Like with any job, some days in farming are better than others. There are the days when tractors won’t start, you lock the keys in the truck, animals die, belts break, employees don’t show up, not enough rain, too much rain, extreme heat, and extreme cold. Whatever the circumstances things still have to be finished. Crops nor animals can wait for better weather, vacations to be over, etc. I often run into people who question farmers and their care of their animals. They often will scoff that “farmers are only doing it for the money.” In a sense that is true, it is a business you have to retain profitability in order to keep going (however every year profitability does not always happen). Farmers show the utmost care and concern for their livestock and their well-being. Right now for example it is winter time in most parts of the country (Alabama’s weather has not yet realized it is winter), but winter time can be tough to function outdoors, must less have to care for livestock like my friend Melissa Keyes and her family does out in Springfield, Nebraska. Currently they have about 150 mama cows that will be having calves within the next two months. No matter the conditions they provide the best care for their Angus cattle.

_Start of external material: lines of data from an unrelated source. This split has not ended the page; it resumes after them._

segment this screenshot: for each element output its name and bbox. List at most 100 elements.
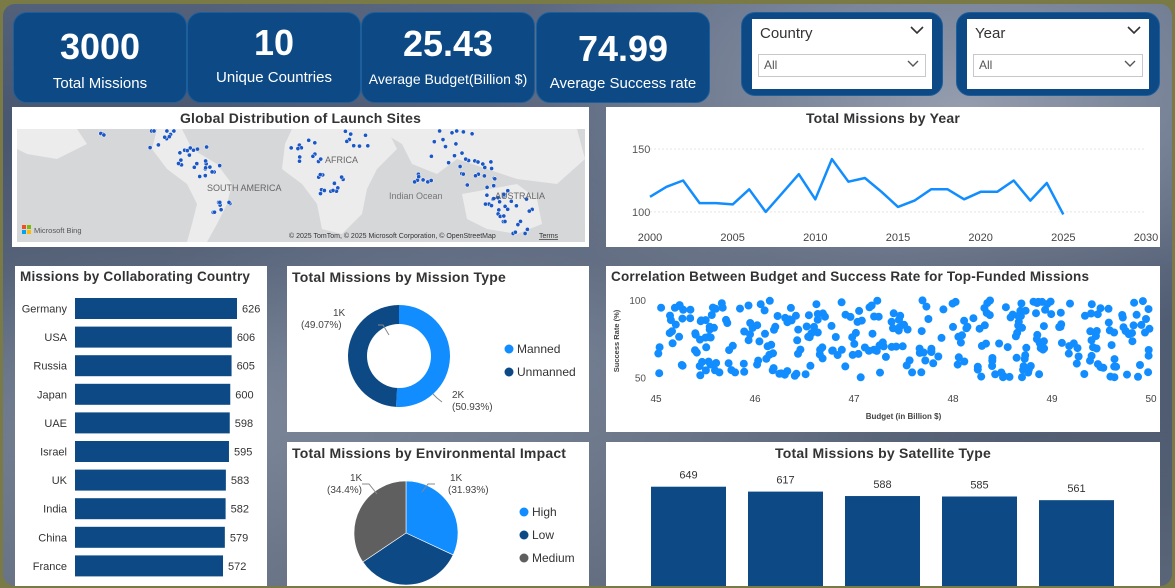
country-dropdown[interactable]: All	[758, 54, 926, 77]
country-slicer-title: Country	[760, 25, 813, 42]
scatter-point	[1039, 345, 1047, 354]
scatter-point	[675, 302, 684, 311]
legend-marker	[519, 530, 529, 540]
scatter-point	[1129, 321, 1138, 330]
donut-hole	[367, 324, 431, 388]
y-tick-label: 100	[632, 207, 650, 219]
legend-label: Low	[532, 528, 554, 542]
launch-site-marker	[501, 191, 507, 197]
scatter-point	[773, 312, 782, 320]
scatter-point	[736, 304, 744, 313]
scatter-point	[1092, 327, 1101, 335]
chevron-down-icon[interactable]	[910, 25, 924, 35]
launch-site-marker	[463, 156, 469, 162]
bar	[75, 498, 226, 520]
scatter-point	[988, 356, 997, 365]
launch-site-marker	[497, 199, 502, 205]
launch-site-marker	[167, 134, 172, 139]
scatter-point	[707, 311, 716, 319]
bar	[75, 469, 226, 491]
scatter-point	[724, 359, 733, 368]
scatter-point	[698, 357, 707, 366]
x-tick-label: 45	[650, 394, 662, 405]
scatter-point	[1021, 351, 1030, 360]
bar	[75, 326, 232, 348]
bar-value-label: 600	[235, 389, 253, 401]
launch-site-marker	[505, 188, 511, 194]
launch-site-marker	[177, 150, 183, 156]
chevron-down-icon	[1124, 60, 1136, 67]
launch-site-marker	[197, 174, 203, 179]
launch-site-marker	[187, 152, 192, 158]
launch-site-marker	[297, 154, 303, 160]
scatter-point	[657, 303, 666, 312]
scatter-point	[1039, 337, 1048, 346]
scatter-point	[969, 314, 978, 323]
env-impact-chart[interactable]: 1K (31.93%) 1K (34.4%) High Low Medium	[287, 464, 589, 586]
scatter-point	[1137, 320, 1146, 329]
scatter-point	[982, 339, 990, 348]
scatter-point	[1066, 299, 1074, 308]
launch-site-marker	[526, 208, 532, 214]
launch-site-marker	[295, 146, 301, 151]
scatter-point	[722, 315, 730, 324]
launch-site-marker	[489, 203, 494, 208]
kpi-card-average-success-rate: 74.99 Average Success rate	[536, 12, 710, 103]
scatter-chart[interactable]: 50 100 45 46 47 48 49 50 Budget (in Billion $) Su…	[606, 290, 1160, 432]
chevron-down-icon[interactable]	[1127, 25, 1141, 35]
scatter-point	[786, 303, 795, 312]
mission-type-panel: Total Missions by Mission Type 1K (49.07…	[287, 266, 589, 432]
scatter-point	[962, 324, 971, 333]
launch-site-marker	[522, 231, 528, 236]
launch-site-marker	[484, 192, 490, 198]
scatter-point	[1086, 356, 1094, 365]
year-slicer: Year All	[956, 12, 1160, 96]
scatter-point	[794, 325, 803, 334]
launch-site-marker	[147, 145, 153, 150]
mission-type-chart[interactable]: 1K (49.07%) 2K (50.93%) Manned Unmanned	[287, 290, 589, 432]
bar-value-label: 606	[237, 332, 255, 344]
year-dropdown[interactable]: All	[973, 54, 1143, 77]
map-terms-link[interactable]: Terms	[539, 233, 559, 240]
bar-value-label: 561	[1067, 483, 1085, 495]
missions-by-year-chart[interactable]: 100 150 2000 2005 2010 2015 2020 2025 2030	[606, 129, 1160, 247]
scatter-title: Correlation Between Budget and Success R…	[611, 269, 1090, 284]
scatter-point	[999, 373, 1007, 382]
map-attribution[interactable]: © 2025 TomTom, © 2025 Microsoft Corporat…	[289, 232, 496, 240]
scatter-point	[1011, 332, 1020, 341]
x-tick-label: 50	[1145, 394, 1157, 405]
launch-site-marker	[343, 129, 348, 134]
bar-value-label: 583	[231, 475, 249, 487]
launch-site-marker	[330, 188, 336, 193]
launch-site-marker	[454, 129, 460, 134]
scatter-point	[1047, 310, 1056, 319]
scatter-point	[872, 346, 881, 355]
bar	[75, 555, 224, 577]
launch-site-marker	[187, 145, 193, 151]
kpi-label: Average Success rate	[549, 75, 697, 92]
launch-site-marker	[348, 131, 354, 137]
scatter-point	[760, 306, 769, 315]
bar	[75, 441, 229, 462]
scatter-point	[665, 329, 674, 338]
scatter-point	[1136, 361, 1144, 369]
launch-site-marker	[525, 227, 530, 232]
scatter-point	[744, 301, 753, 310]
satellite-title: Total Missions by Satellite Type	[775, 445, 991, 461]
scatter-point	[769, 364, 778, 373]
collab-country-chart[interactable]: Germany 626 USA 606 Russia 605 Japan 600 UAE 598 I…	[15, 290, 267, 586]
scatter-point	[991, 370, 1000, 379]
bar	[942, 496, 1017, 586]
scatter-point	[1032, 335, 1041, 344]
country-slicer: Country All	[741, 12, 943, 96]
scatter-point	[756, 300, 765, 309]
scatter-point	[868, 329, 877, 338]
map[interactable]: SOUTH AMERICA AFRICA Indian Ocean AUSTRA…	[17, 129, 585, 242]
scatter-point	[1145, 324, 1154, 333]
launch-site-marker	[351, 143, 357, 149]
satellite-chart[interactable]: 649 617 588 585 561	[606, 464, 1160, 586]
launch-site-marker	[449, 130, 455, 136]
scatter-point	[1064, 349, 1073, 358]
scatter-point	[1128, 329, 1136, 338]
scatter-point	[982, 308, 991, 317]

Right before Christmas she explained some of the challenges snow provides for their farm and even talked about how Christmas morning was like any other morning until the cows were fed and the snow was shoveled out of the bunkers. Other friends have talked about times when they had to postpone vacations, dates, and other events due to sick or pregnant animals. Would you postpone a family vacation because your dog or cat was sick?

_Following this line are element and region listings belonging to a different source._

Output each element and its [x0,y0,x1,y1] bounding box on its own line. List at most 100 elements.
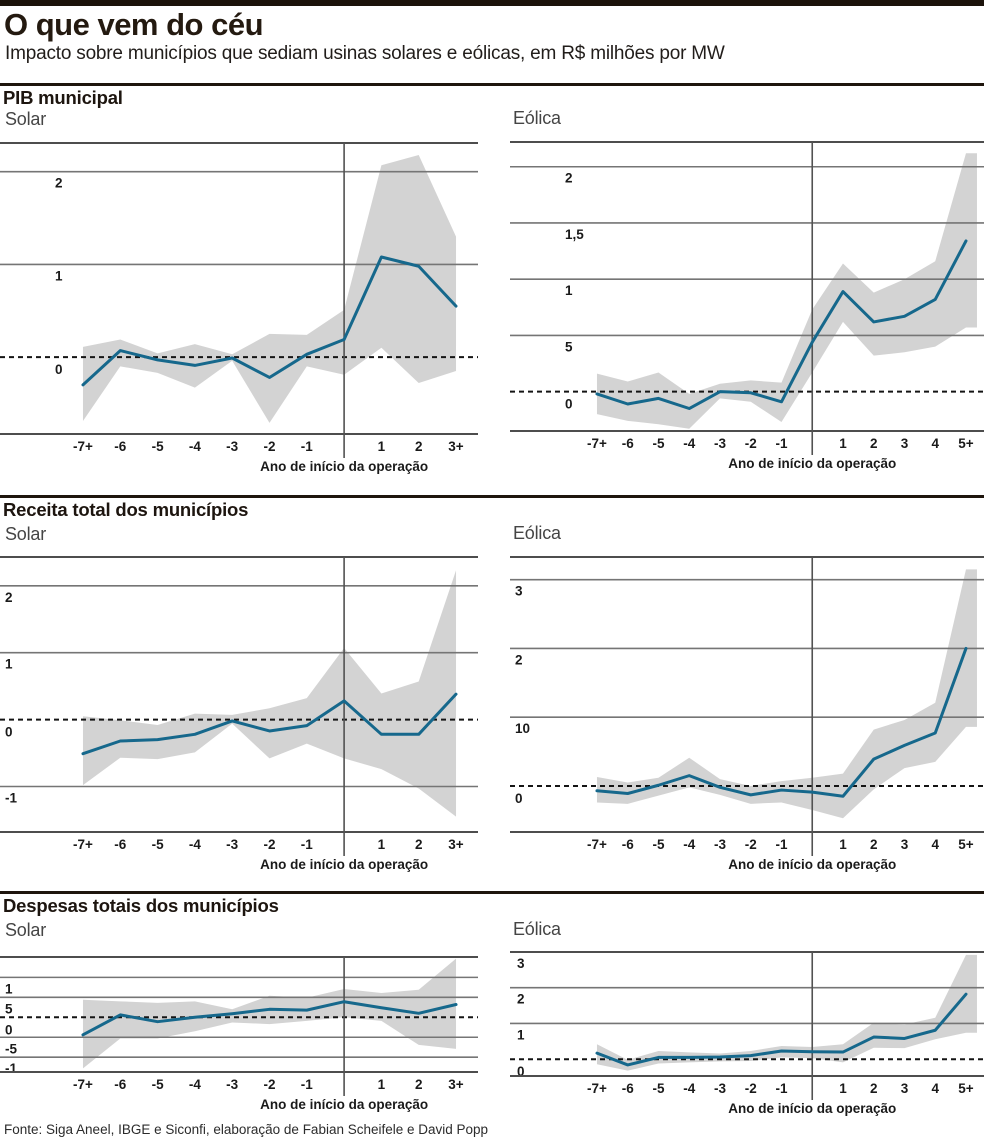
x-tick-label: -2 [745,436,757,451]
x-tick-label: -5 [652,436,664,451]
confidence-band [596,569,977,819]
pib-solar-chart: 2 1 0 -7+ -6 -5 -4 -3 -2 -1 1 2 3+ Ano de início da o… [0,142,478,474]
page-subtitle: Impacto sobre municípios que sediam usin… [5,43,725,64]
x-tick-label: -6 [114,1077,126,1092]
x-tick-label: -2 [263,439,275,454]
y-tick-label: 2 [517,992,525,1007]
x-tick-label: -3 [714,837,726,852]
y-zero-label: 0 [5,725,13,740]
y-tick-label: 3 [515,584,523,599]
x-tick-label: -7+ [587,837,607,852]
confidence-band [596,153,977,429]
chart-despesas-solar: 1 5 -5 -1 0 -7+ -6 -5 -4 -3 -2 -1 1 2 3+ Ano de início … [0,956,478,1114]
x-tick-label: -5 [152,439,164,454]
y-tick-label: 10 [515,721,530,736]
x-tick-label: 1 [839,1081,847,1096]
x-tick-label: -2 [745,1081,757,1096]
receita-solar-chart: 2 1 -1 0 -7+ -6 -5 -4 -3 -2 -1 1 2 3+ Ano de início da… [0,556,478,872]
despesas-eolica-chart: 3 2 1 0 -7+ -6 -5 -4 -3 -2 -1 1 2 3 4 5+ Ano de início d… [510,951,984,1116]
chart-pib-solar: 2 1 0 -7+ -6 -5 -4 -3 -2 -1 1 2 3+ Ano de início da o… [0,142,478,476]
receita-eolica-chart: 3 2 10 0 -7+ -6 -5 -4 -3 -2 -1 1 2 3 4 5+ Ano de início … [510,556,984,872]
section-despesas: Despesas totais dos municípios Solar 1 5 -… [0,891,984,1121]
x-tick-label: -6 [114,439,126,454]
confidence-band [596,954,977,1071]
x-tick-label: -5 [152,1077,164,1092]
y-tick-label: 5 [5,1001,13,1016]
estimate-line [81,1000,458,1037]
y-zero-label: 0 [565,397,573,412]
x-tick-label: -3 [714,436,726,451]
x-axis-title: Ano de início da operação [728,857,896,872]
y-tick-label: 1 [565,283,573,298]
x-tick-label: -4 [189,1077,201,1092]
x-tick-label: -6 [622,436,634,451]
x-tick-label: 3+ [448,837,464,852]
x-tick-label: -5 [652,837,664,852]
x-tick-label: -6 [114,837,126,852]
source-note: Fonte: Siga Aneel, IBGE e Siconfi, elabo… [4,1122,489,1137]
x-tick-label: -1 [301,1077,313,1092]
y-tick-label: 1 [5,657,13,672]
variant-label-eolica: Eólica [513,523,561,543]
top-rule [0,0,984,6]
y-zero-label: 0 [517,1064,525,1079]
y-tick-label: 2 [55,176,63,191]
variant-label-solar: Solar [5,109,47,129]
confidence-band [82,155,457,423]
x-tick-label: -4 [683,1081,695,1096]
x-tick-label: -4 [189,439,201,454]
variant-label-eolica: Eólica [513,108,561,128]
section-rule [0,495,984,498]
variant-label-eolica: Eólica [513,919,561,939]
x-tick-label: -5 [652,1081,664,1096]
page-title: O que vem do céu [4,7,264,42]
x-tick-label: -3 [226,439,238,454]
estimate-line [595,992,968,1067]
x-tick-label: -7+ [73,1077,93,1092]
y-tick-label: 2 [5,590,13,605]
estimate-line [81,255,458,387]
x-tick-label: -1 [775,837,787,852]
x-tick-label: -4 [683,837,695,852]
x-axis-title: Ano de início da operação [260,459,428,474]
x-tick-label: -1 [775,1081,787,1096]
estimate-line [595,239,968,411]
y-tick-label: 1 [5,981,13,996]
variant-label-solar: Solar [5,920,47,940]
section-rule [0,83,984,86]
pib-eolica-chart: 2 1,5 1 5 0 -7+ -6 -5 -4 -3 -2 -1 1 2 3 4 5+ Ano de iníci… [510,141,984,471]
section-title: PIB municipal [3,87,123,108]
x-tick-label: -1 [301,439,313,454]
x-tick-label: 4 [931,1081,939,1096]
confidence-band [82,958,457,1069]
y-tick-label: 2 [565,171,573,186]
x-tick-label: 2 [415,439,423,454]
x-tick-label: -5 [152,837,164,852]
x-tick-label: 2 [870,436,878,451]
y-tick-label: 1 [55,268,63,283]
y-tick-label: 5 [565,339,573,354]
x-tick-label: 5+ [958,837,974,852]
section-pib: PIB municipal Solar 2 1 0 -7+ -6 -5 -4 -3 -2 -1 1 2… [0,83,984,483]
x-tick-label: 2 [415,1077,423,1092]
x-tick-label: 2 [415,837,423,852]
despesas-solar-chart: 1 5 -5 -1 0 -7+ -6 -5 -4 -3 -2 -1 1 2 3+ Ano de início … [0,956,478,1112]
x-tick-label: 2 [870,1081,878,1096]
estimate-line [595,646,968,798]
x-tick-label: -1 [775,436,787,451]
x-tick-label: 4 [931,436,939,451]
chart-receita-eolica: 3 2 10 0 -7+ -6 -5 -4 -3 -2 -1 1 2 3 4 5+ Ano de início … [510,556,984,874]
x-tick-label: -6 [622,837,634,852]
x-tick-label: 3+ [448,439,464,454]
x-tick-label: -7+ [587,1081,607,1096]
x-axis-title: Ano de início da operação [260,857,428,872]
x-tick-label: -2 [263,837,275,852]
confidence-band [82,570,457,817]
y-tick-label: 1,5 [565,227,584,242]
chart-receita-solar: 2 1 -1 0 -7+ -6 -5 -4 -3 -2 -1 1 2 3+ Ano de início da… [0,556,478,874]
x-tick-label: 3 [901,1081,909,1096]
y-tick-label: -5 [5,1041,17,1056]
section-title: Despesas totais dos municípios [3,895,279,916]
x-tick-label: 5+ [958,1081,974,1096]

When it all comes down to it I think one of the main reasons farmers continue to do what they do amist the challenges they face is pride. Not a bad kind of pride, pride in the product of their toil. I’m starting to see that through my own experiences. As I have mentioned previously I am growing my first crops of my own this year. I am so proud of my wheat! I planted it in November and it is coming along so nicely. I love watching it grow and figuring out the best way to make sure it is harvested successfully.  

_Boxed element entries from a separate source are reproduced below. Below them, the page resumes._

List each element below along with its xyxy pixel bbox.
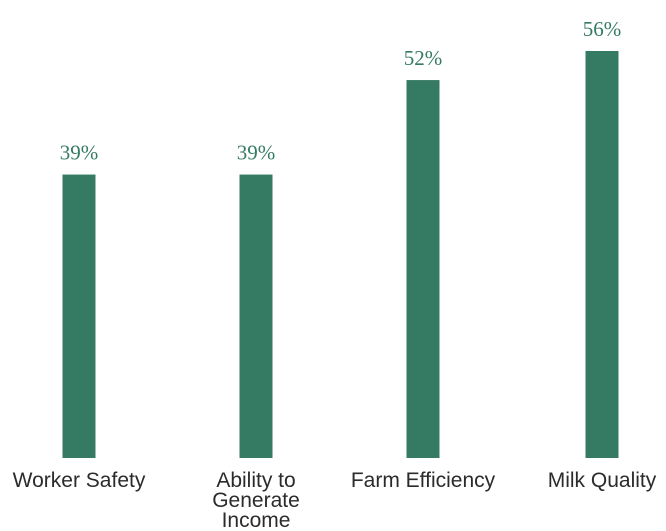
value-label-1: 39% <box>237 141 276 165</box>
category-label-3-line-0: Milk Quality <box>548 469 657 492</box>
category-label-1-line-1: Generate <box>212 489 300 512</box>
bars-group <box>62 51 619 459</box>
category-label-0: Worker Safety <box>13 469 146 492</box>
category-labels-group: Worker Safety Ability to Generate Income Far… <box>13 469 657 531</box>
value-label-2: 52% <box>404 46 443 70</box>
category-label-1-line-2: Income <box>222 509 291 531</box>
category-label-0-line-0: Worker Safety <box>13 469 146 492</box>
category-label-2: Farm Efficiency <box>351 469 496 492</box>
category-label-3: Milk Quality <box>548 469 657 492</box>
category-label-1-line-0: Ability to <box>216 469 295 492</box>
bar-0 <box>62 174 96 458</box>
bar-3 <box>585 51 619 458</box>
bar-1 <box>239 174 273 458</box>
bar-2 <box>406 80 440 459</box>
value-label-3: 56% <box>583 17 622 41</box>
value-labels-group: 39% 39% 52% 56% <box>60 17 622 165</box>
value-label-0: 39% <box>60 141 99 165</box>
category-label-2-line-0: Farm Efficiency <box>351 469 496 492</box>
category-label-1: Ability to Generate Income <box>212 469 300 531</box>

My brother went home this weekend and I was not able to, but I was so excited to get to see the pictures of how it has grown since I saw it last. My dad has often talked about cotton. It is a pretty cantankerous crop to grow. It takes a lot of oversight and adjusting throughout its growing span, but when it is opening up and has reached maturity it is something you look at and are proud of. Farmers take pride in what they produce whether it be a cow, cotton, catfish, peanuts, alfalfa, you name it. Also farmers take great pride in what they are doing: feeding their families, country and world. We are adding a million people to the world’s population every five days which is equal to a Chicago every week! Farmers are a necessity to feed all of these new people being added to the world daily. Farmers also take pride in their lifestyle. A lot of my friends in other colleges here at Auburn have the idea that being an “ag major” is just that an ag major. Being an agriculture major is so much more than just a course of study. It is a way of life and extremely important to the continued survival of mankind. Farmers take pride in the life lessons and values learned on the farm.


Farmers love what they do and take pride in it, otherwise they wouldn’t do it. They love the land, their animals, people, the sun, rain, and the challenge. It is a job demanding of their time and physical bodies, but it is a noble profession and wonderful way of life. I know I wouldn’t trade it for anything else. I realize it is not for everyone and I’m not saying anyone who doesn’t is inferior. The pride and love of agriculture and its future is what keeps me and two million other farmers in the United States plowing on.